Réponse apportée en séance publique le 16/01/2014

M. Michel Sapin, ministre. Madame la sénatrice, vos propos attestent de votre grande expertise de la question des élections prud'homales. Je suis moi-même ce dossier avec attention. Vous avez rappelé quelles étaient les orientations suivies par le Gouvernement, et nous aurons l'occasion d'en débattre de nouveau dans cet hémicycle.

Je ne reviens pas sur ma volonté de renforcer la légitimité des conseils de prud'hommes, laquelle, c'est ma crainte, pourrait être altérée par l'affaiblissement de la participation aux élections prud'homales.

Monsieur Hue, j'ai non seulement écouté l'ensemble des organisations syndicales, mais je les ai également toutes consultées. La proposition que je fais aujourd'hui tient compte des opinions qui ont été exprimées par une majorité d'entre elles. Certes, l'une de ces organisations est opposée à cette réforme - ce n'est pas la moindre d'entre elles, puisqu'il s'agit de la CGT -, mais je vous invite aussi à prendre connaissance des avis qu'ont exprimés les autres. Si vous souhaitez que j'entre davantage dans le détail, monsieur le sénateur, je le ferai bien volontiers.

Quel est le meilleur mode de désignation ? D'autres voies ont été proposées - vous en avez d'ailleurs cité une, madame la sénatrice -, qui peuvent être versées au débat. Cela étant, les organisations syndicales ne souhaitent pas un mécanisme de désignation à deux étages ; elles préfèrent un mécanisme plus simple, qui renforce de surcroît leur légitimité.

Vous prétendez que ce mode de désignation pourrait être anticonstitutionnel. Nous aborderons ce sujet au cours du débat. En tout cas, ce n'est pas ce que nous dit le Conseil d'État, qui est actuellement consulté sur le sujet, et ce n'est pas ce qu'a posé le Conseil constitutionnel lui-même, saisi d'une question prioritaire de constitutionnalité, au sujet d'une autre juridiction dont les membres étaient naguère élus, mais, aujourd'hui, ne le sont plus. Le Conseil constitutionnel a très clairement répondu que ce mode de désignation était conforme à la Constitution. À tout le moins, le débat juridique vaut d'être mené et nous le mènerons.

Le plus important, c'est de définir les modalités de désignation des conseillers prud'homaux par les organisations syndicales en fonction de leur représentativité sur le territoire concerné. Pourquoi procéder par ordonnance ? Non parce que nous avons quoi que ce soit à vous cacher, mais parce que la multitude d'articles extrêmement techniques nécessaires à la mise en œuvre de cette réforme ne vous aurait sans doute pas véritablement passionnée.

En définitive, le principe - il peut être contesté -, c'est la désignation par les organisations syndicales ; la modalité, c'est la représentativité sur le ressort du tribunal concerné.

Telles sont les grandes lignes de la réforme dont nous aurons à débattre ici même, madame la sénatrice.

M. le président.
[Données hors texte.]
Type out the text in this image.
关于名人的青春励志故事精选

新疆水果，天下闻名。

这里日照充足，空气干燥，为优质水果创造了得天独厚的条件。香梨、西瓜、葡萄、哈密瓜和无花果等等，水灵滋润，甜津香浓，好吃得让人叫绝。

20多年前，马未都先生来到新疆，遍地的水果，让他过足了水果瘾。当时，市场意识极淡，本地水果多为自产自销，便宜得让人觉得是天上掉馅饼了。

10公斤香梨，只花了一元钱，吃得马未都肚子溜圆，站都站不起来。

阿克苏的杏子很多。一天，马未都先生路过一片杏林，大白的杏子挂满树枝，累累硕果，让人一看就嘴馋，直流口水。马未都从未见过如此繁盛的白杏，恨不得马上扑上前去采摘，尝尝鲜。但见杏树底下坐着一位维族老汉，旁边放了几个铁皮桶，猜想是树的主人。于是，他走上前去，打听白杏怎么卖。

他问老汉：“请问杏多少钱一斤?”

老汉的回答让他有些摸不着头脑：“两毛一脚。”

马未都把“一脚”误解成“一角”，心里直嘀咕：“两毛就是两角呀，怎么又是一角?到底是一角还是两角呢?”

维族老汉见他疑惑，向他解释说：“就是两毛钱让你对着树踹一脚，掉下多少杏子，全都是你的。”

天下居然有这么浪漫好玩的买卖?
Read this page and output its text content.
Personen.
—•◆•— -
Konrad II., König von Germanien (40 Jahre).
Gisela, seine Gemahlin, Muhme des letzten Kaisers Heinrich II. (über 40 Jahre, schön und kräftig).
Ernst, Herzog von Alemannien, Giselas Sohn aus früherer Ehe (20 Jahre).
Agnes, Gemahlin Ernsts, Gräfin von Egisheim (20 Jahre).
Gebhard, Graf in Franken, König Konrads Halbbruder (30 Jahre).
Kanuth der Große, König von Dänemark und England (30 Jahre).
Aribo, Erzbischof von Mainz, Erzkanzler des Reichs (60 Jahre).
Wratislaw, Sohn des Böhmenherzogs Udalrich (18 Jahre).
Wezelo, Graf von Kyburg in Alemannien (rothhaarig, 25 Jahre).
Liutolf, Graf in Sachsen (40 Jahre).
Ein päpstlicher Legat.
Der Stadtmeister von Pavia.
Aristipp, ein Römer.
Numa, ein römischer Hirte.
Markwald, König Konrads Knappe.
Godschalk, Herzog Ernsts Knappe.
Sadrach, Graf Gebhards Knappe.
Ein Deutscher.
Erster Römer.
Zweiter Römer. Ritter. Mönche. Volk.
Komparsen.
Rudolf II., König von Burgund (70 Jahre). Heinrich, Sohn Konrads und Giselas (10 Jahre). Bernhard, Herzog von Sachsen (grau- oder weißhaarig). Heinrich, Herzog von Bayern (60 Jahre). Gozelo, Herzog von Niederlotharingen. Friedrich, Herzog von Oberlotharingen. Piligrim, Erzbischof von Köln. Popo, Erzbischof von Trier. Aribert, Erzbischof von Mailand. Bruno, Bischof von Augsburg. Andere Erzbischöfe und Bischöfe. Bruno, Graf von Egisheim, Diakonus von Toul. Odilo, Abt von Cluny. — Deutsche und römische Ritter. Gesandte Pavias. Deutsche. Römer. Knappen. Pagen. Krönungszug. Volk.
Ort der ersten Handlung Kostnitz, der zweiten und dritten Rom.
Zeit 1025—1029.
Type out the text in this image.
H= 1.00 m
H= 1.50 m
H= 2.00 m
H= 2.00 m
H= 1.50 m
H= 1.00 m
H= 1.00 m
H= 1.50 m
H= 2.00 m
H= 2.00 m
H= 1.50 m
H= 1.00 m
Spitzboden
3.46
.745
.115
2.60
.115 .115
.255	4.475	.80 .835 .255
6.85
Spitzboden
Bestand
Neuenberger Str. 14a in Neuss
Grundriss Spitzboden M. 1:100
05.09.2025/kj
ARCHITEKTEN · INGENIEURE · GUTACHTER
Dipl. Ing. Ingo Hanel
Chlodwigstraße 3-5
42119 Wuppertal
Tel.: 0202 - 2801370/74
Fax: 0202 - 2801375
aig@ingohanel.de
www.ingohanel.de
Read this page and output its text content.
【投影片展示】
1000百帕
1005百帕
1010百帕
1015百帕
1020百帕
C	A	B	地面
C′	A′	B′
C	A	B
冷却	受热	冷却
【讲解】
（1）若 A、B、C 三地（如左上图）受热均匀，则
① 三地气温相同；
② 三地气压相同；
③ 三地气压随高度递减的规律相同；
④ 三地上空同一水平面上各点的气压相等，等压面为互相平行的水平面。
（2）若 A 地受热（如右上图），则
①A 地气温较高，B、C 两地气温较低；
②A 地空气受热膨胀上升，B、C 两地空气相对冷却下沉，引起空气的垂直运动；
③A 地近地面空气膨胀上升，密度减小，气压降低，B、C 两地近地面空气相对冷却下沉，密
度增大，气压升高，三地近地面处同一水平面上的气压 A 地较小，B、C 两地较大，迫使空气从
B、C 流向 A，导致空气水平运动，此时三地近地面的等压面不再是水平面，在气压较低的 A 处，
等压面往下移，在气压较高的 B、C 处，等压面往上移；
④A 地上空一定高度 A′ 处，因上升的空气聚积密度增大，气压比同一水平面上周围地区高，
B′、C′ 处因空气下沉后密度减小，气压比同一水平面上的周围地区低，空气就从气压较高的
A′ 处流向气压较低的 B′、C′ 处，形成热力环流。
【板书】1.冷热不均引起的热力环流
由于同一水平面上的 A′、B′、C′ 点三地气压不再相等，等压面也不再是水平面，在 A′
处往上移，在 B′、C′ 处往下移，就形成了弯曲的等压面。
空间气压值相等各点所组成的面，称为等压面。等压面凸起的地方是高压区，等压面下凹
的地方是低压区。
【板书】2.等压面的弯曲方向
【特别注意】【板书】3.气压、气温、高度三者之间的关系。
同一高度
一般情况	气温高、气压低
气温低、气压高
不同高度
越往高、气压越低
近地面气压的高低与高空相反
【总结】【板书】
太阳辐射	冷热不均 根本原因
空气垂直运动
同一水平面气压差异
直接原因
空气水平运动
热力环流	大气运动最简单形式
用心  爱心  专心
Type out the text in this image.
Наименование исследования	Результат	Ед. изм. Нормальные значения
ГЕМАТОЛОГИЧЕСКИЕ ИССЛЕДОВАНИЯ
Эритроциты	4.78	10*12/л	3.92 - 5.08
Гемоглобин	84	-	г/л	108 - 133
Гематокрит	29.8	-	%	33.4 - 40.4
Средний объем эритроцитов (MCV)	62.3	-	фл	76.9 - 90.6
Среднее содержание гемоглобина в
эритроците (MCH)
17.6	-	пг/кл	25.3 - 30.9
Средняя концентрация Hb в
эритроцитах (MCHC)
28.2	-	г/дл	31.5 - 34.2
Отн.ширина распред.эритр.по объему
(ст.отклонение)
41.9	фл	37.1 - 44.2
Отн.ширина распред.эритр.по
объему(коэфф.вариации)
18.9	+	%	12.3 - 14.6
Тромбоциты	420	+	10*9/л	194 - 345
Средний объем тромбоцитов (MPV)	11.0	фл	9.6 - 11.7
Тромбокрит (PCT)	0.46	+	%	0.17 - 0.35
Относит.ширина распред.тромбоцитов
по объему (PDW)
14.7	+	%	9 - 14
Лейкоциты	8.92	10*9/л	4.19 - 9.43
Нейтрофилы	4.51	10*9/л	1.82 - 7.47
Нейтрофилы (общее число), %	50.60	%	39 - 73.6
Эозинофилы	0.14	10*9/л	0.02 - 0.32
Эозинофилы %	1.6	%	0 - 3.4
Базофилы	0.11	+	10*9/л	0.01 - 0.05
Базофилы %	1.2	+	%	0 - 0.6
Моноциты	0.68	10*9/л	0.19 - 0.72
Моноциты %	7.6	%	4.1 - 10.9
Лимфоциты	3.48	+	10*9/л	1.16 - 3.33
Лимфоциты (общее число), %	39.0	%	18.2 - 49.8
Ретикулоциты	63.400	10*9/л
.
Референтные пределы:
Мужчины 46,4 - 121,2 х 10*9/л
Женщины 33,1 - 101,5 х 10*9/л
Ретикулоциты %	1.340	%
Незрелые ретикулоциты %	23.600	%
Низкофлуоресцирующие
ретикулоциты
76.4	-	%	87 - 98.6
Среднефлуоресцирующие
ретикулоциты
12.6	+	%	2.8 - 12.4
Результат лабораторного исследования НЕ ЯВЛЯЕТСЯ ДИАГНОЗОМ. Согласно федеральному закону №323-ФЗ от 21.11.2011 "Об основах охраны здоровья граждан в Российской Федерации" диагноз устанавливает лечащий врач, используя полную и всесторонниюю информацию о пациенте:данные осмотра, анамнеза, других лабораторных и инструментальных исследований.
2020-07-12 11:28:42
La parole est à Mme Isabelle Debré, pour la réplique.

Mme Isabelle Debré. Notre groupe s'oppose à ce que cette réforme soit menée au moyen d'un projet de loi qui, d'une part, est examiné selon la procédure accélérée, et, d'autre part, habilite le Gouvernement à légiférer par ordonnance, dessaisissant ainsi totalement le Parlement.

Je persiste et je signe, monsieur le ministre : pour moi, comme pour d'autres d'ailleurs, le fait que seuls les salariés pourraient constituer une liste contreviendrait, je le crains, au principe constitutionnel d'égal accès aux emplois publics.